Libano lo stringe fra le braccia, continuando a muoversi avanti e indietro dentro di lui, Freddo incrocia le gambe dietro la sua schiena e cerca di tenerlo contro di sé il più possibile, quasi aspettandosi di sentirselo svanire da sotto le dita da un momento all’altro. Ma lui non scompare, il segnale è chiaro è preciso, non c’è nessuna interferenza, stavolta, è lì come non è mai stato lì prima e come non riuscirà mai più ad esserlo dopo, probabilmente. Freddo strizza le palpebre e visualizza la sua immagine nel buio confuso e allo stesso tempo desolatamente vuoto della sua mente, la fissa a lungo, finché è sicuro di averla ormai impressa indelebilmente nella retina, e poi apre gli occhi.
Viene guardandolo, e Libano sorride venendo a propria volta dentro di lui. È l’unico momento in cui Freddo riesce quasi a credere che sia lì per davvero.
Si rilassa contro il cuscino, sentendo tutta la foga che l’ha tenuto sveglio e teso fino a quel momento scivolare lentamente via dal suo corpo, lasciandolo vuoto come se si fosse sgonfiato all’improvviso. Si sente pesante, stanchissimo, assonnato. Non ha la forza di schiudere le palpebre, ma sa che Libano è ancora lì.
- Quanno aprirò l’occhi, - chiede con rassegnazione, - domani mattina, dico, te nun ce sarai più, vero?
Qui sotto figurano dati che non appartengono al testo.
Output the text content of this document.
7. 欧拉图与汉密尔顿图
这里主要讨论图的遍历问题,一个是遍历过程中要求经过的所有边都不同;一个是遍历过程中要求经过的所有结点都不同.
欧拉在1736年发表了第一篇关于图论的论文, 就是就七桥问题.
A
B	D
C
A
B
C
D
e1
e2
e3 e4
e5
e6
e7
Libano sbuffa una mezza risata. Freddo si sente accarezzare i capelli, ma stavolta è davvero come sentire il vento scuoterli.
- Ce lo sai già. – risponde. Freddo annuisce, ma nell’attimo in cui comincia a scuotere la testa sa già che non c’è più nessuno a guardarlo.
Si azzarda ad aprire gli occhi. La stanza è più vuota del solito. Chiude gli occhi immediatamente, perché quello che vede non gli piace. Non sa come farà a farselo piacere in futuro. Ci proverà, però. E se non dovesse riuscirci, farà quello che avrebbe dovuto fare fin dall’inizio, e tornerà a Roma. Per restarci.